De acordo com o pesquisador, uma das principais conclusões do estudo foi que os outros biomas estão funcionando como uma espécie de “amortecedor” do desmatamento da Amazônia.
“Quando consideramos a expansão agropecuária do Brasil como um todo, vemos que boa parte da redução das taxas de desmatamento da Amazônia se deve ao fato de que os outros biomas estão sofrendo essas consequências [registrando aumento no desmatamento]”, afirmou.
Outra conclusão do estudo é de que há um impacto espacial sinérgico dos vetores do desmatamento no Brasil, uma vez que a expansão das diversas atividades agropecuárias – como o cultivo da cana e da soja ou a criação de gado – ocorre de forma concomitante e disputa território.
No caso da cana-de-açúcar, uma das constatações foi que, no período de 2002 a 2009, a cultura passou a ocupar áreas desmatadas por outras atividades agropecuárias, embora ela própria não tenha vocação para desmatar.
“Estamos percebendo que existe uma formação quase complementar entre as expansões [nos diferentes biomas] e isso faz com que os efeitos de desmatamento sejam altamente correlacionados”, disse Feltran-Barbieri.

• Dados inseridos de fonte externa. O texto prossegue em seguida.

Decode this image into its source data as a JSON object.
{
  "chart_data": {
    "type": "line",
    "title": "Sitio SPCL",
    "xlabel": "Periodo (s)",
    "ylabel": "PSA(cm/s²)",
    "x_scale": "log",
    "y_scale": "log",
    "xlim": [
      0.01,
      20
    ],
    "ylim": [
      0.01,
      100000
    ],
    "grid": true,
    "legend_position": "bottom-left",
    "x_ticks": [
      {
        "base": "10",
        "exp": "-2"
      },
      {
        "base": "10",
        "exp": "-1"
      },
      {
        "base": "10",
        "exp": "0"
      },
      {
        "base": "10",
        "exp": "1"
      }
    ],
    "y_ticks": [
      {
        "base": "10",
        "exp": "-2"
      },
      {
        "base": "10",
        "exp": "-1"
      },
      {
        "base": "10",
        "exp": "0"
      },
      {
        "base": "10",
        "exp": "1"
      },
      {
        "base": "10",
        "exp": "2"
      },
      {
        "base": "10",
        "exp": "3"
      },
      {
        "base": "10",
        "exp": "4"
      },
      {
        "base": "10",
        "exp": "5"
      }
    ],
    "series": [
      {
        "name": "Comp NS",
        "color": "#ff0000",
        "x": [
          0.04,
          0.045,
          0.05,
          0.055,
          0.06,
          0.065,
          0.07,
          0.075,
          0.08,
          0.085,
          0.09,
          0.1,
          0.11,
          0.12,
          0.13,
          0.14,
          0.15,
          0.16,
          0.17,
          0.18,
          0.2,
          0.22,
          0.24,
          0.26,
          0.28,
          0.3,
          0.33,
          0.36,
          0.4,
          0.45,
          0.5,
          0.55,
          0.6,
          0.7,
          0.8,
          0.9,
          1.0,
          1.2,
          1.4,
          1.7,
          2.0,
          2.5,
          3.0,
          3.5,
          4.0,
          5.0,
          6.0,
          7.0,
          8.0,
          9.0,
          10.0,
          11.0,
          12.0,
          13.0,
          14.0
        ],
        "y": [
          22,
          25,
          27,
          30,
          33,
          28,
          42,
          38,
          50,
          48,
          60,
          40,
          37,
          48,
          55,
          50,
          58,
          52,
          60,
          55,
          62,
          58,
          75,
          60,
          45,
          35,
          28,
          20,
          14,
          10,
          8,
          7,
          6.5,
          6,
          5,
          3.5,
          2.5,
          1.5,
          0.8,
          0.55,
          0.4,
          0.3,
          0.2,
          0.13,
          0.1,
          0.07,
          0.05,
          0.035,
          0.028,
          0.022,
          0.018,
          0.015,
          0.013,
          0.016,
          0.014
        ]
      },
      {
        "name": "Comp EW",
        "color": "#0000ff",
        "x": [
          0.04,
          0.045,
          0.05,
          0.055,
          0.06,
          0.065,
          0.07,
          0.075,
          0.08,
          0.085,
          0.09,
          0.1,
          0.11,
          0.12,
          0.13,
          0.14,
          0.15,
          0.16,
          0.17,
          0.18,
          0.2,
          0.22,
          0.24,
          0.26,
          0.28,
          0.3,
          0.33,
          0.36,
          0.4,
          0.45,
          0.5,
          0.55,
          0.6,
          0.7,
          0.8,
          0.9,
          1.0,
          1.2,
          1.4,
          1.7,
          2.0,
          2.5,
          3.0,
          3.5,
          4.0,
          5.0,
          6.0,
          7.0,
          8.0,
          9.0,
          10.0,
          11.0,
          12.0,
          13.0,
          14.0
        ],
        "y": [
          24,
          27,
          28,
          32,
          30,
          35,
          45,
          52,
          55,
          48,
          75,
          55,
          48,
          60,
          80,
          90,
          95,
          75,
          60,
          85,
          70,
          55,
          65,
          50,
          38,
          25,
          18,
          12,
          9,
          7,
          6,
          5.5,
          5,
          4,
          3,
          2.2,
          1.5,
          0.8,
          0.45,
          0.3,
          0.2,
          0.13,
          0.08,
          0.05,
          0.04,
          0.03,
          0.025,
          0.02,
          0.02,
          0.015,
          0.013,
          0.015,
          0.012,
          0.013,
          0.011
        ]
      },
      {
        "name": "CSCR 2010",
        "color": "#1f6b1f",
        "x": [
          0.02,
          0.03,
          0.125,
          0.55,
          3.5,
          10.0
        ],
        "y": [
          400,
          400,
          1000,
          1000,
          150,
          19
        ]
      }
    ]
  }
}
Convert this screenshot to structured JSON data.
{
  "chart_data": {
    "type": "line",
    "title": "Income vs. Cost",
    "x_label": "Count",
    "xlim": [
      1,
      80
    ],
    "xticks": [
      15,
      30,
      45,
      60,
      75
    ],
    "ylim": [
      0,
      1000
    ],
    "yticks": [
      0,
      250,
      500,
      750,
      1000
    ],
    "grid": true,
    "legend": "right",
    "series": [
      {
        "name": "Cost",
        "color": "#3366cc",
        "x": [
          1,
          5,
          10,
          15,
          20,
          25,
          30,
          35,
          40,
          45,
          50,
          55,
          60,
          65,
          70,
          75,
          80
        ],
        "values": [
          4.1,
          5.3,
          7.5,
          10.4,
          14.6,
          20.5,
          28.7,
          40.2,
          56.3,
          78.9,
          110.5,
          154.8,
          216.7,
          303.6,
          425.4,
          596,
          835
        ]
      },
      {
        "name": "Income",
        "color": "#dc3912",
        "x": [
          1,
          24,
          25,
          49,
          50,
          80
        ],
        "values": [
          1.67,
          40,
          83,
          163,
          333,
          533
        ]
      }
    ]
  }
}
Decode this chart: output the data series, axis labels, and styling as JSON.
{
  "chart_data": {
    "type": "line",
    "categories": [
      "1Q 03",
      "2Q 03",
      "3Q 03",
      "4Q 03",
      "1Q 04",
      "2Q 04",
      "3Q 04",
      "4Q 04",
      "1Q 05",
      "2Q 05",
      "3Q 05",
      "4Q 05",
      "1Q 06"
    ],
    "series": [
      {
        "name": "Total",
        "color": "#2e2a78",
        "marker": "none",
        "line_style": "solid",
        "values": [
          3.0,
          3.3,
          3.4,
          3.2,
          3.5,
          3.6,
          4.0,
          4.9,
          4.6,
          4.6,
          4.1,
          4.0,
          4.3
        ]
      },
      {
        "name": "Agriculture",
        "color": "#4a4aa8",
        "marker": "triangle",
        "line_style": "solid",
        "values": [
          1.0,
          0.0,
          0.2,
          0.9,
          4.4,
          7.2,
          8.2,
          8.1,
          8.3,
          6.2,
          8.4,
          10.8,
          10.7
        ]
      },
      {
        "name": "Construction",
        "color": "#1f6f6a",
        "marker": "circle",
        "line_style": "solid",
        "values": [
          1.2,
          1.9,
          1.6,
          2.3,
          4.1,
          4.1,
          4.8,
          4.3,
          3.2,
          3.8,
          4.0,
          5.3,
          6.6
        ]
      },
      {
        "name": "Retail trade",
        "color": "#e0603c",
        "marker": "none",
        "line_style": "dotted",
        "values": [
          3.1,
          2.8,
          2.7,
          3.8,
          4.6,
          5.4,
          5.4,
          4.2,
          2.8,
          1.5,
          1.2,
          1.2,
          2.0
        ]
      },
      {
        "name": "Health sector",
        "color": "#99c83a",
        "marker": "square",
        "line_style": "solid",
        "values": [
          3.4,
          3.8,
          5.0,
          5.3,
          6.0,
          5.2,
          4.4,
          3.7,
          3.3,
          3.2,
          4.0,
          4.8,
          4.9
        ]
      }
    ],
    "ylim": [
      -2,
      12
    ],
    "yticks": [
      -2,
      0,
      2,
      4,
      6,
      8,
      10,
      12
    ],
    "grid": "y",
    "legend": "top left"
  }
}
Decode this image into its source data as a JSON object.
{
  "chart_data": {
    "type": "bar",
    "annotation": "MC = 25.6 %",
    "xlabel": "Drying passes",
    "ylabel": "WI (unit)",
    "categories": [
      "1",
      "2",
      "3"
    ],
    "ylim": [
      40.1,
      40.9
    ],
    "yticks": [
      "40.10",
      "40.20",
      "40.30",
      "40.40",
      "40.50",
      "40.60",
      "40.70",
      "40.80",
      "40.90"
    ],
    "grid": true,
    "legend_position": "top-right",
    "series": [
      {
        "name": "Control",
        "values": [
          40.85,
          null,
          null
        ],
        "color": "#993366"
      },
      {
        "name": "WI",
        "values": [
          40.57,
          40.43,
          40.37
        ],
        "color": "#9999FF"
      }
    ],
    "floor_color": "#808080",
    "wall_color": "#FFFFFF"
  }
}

“Essa constatação leva à conclusão de que, se o Brasil pretende assumir uma posição de fato responsável em relação às mudanças climáticas – e disso depende a agropecuária –, é preciso fazer planejamento estratégico do território, porque o planejamento setorial não está dando conta de compreender esses efeitos sinérgicos”, avaliou.
* Publicado originalmente no site Agência Fapesp.